The incident in question really shouldn't be about your needs, and that you continue to see it only in that way is very telling. Maybe speaking to her would have eased your mind, but you have no right to force contact on her. You have other options available to you for help. You have family. You have other friends. You have access to therapy through a nationalised health system that people in the states envy. Maybe none of those would be your first or best choice, but they are OPTIONS and real ones. It's not all about you and what's best for you. It should be about what both of you want and need. That's what I meant about being an adult.

I expect that you'll rationalize this like all the rest by making yourself the victim, and I'm sorry for that, truly. You think you need to communicate with Gina. What you really need is someone neutral to talk to, or at the least, someone who is going to be on your side. Please avail yourself of the other friends you have and your family. Please stop trying to get something from Gina that she cannot give you. It's sad and it's hurting you both.

(no subject)

Date: 2007-05-17 02:11 pm (UTC)
From: [identity profile] ade-of-roke.livejournal.com

lol...'if it were me, i would already have called the police on your ass'.....is that how u treat people where you're from?

i think it's just best not to cut people off, personally.

(no subject)

Date: 2007-05-17 02:12 pm (UTC)
From: [identity profile] thexphial.livejournal.com
It's how I treat people who are obviously unable to understand boundaries.

(no subject)

Date: 2007-05-17 04:27 pm (UTC)
From: [identity profile] miss-s-b.livejournal.com
Actually, I would have called the police on you too by now, and I'm a lot closer to home.

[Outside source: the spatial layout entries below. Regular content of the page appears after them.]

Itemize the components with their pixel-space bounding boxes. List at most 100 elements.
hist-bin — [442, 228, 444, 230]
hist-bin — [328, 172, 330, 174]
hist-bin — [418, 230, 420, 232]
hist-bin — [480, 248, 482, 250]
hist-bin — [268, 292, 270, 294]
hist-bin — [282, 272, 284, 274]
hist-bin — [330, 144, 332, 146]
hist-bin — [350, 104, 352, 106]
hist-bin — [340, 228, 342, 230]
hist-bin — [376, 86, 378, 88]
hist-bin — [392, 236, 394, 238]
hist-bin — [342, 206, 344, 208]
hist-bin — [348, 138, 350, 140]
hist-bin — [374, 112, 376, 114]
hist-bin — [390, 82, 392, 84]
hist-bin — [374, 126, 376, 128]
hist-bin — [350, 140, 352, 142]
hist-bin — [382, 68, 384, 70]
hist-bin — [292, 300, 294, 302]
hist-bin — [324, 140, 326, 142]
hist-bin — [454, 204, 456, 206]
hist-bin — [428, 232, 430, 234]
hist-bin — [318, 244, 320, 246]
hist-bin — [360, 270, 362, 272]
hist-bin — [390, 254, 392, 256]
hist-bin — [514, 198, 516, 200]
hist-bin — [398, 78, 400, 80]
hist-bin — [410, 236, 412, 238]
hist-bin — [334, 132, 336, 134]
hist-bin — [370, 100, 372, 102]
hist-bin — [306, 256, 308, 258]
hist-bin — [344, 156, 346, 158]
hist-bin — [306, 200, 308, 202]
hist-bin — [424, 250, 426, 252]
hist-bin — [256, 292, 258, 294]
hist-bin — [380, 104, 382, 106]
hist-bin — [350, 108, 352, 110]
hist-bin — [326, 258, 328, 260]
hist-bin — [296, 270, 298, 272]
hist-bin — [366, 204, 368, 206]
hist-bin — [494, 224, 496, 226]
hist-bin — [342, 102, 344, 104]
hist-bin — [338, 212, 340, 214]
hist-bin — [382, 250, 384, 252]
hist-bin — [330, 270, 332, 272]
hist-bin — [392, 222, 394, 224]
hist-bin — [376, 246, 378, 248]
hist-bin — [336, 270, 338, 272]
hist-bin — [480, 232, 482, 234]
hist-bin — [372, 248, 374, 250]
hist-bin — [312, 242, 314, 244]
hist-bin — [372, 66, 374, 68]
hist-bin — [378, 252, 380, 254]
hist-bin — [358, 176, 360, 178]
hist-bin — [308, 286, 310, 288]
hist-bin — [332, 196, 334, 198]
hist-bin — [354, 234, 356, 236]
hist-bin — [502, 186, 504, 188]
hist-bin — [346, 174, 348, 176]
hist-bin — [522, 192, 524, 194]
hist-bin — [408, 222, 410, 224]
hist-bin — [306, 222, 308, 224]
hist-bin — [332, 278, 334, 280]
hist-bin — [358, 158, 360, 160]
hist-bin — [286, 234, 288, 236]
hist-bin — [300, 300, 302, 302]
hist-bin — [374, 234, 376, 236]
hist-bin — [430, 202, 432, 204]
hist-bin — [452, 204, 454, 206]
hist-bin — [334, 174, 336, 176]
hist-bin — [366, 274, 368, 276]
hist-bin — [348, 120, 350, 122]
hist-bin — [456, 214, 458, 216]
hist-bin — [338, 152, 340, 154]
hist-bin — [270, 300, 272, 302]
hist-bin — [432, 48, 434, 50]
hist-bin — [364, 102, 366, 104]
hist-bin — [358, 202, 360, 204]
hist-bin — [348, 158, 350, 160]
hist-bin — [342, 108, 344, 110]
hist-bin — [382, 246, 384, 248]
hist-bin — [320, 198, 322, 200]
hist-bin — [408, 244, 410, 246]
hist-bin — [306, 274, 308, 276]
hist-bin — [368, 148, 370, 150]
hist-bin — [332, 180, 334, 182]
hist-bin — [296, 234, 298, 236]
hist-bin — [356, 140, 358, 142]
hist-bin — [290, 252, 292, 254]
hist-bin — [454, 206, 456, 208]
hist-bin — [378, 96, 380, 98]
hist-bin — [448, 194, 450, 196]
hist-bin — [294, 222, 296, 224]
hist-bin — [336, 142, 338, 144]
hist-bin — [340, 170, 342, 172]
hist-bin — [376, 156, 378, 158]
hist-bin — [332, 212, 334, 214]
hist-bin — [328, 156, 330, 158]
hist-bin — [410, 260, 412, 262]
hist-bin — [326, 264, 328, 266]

This isn't good for you and it's not good for Gina. You're not making yourself any friends; all you are doing is upsetting Gina. If you DID actually care about her, and not just yourself, you wouldn't continue doing something you know is upsetting her.

Sane and rational people, you don't cut off. People who behave like psycho stalkers? They are the ones that get cut off, and deservedly so.

Look at your behaviour and see which camp you fall into.

(no subject)

Date: 2007-05-17 04:45 pm (UTC)
From: [identity profile] ade-of-roke.livejournal.com

Believe me, i won't be contacting Gina if it's upsetting her, but as i've not really heard much from her, i've no idea how upset she is.

I've got the direct hint tho, thanku.
i do actually care about Gina, more than anything.

You insult me and accuse me when you don't know me, and have only ever heard Gina and her side of our story. I have my own side. To everything about our relationship.

But you've never met me. I don't like people making quick judgements about me and my alleged behaviour. I think i've explained myself quite well, apologising in a lot of the right places.

I have not behaved like a psycho stalker...because if i had, all your comments would be valid. But no, becasue you're intruding.

I'm glad u have Gina's interests to hand.
And i have no opposing interests either.
So maybe one day we can be in the same camp.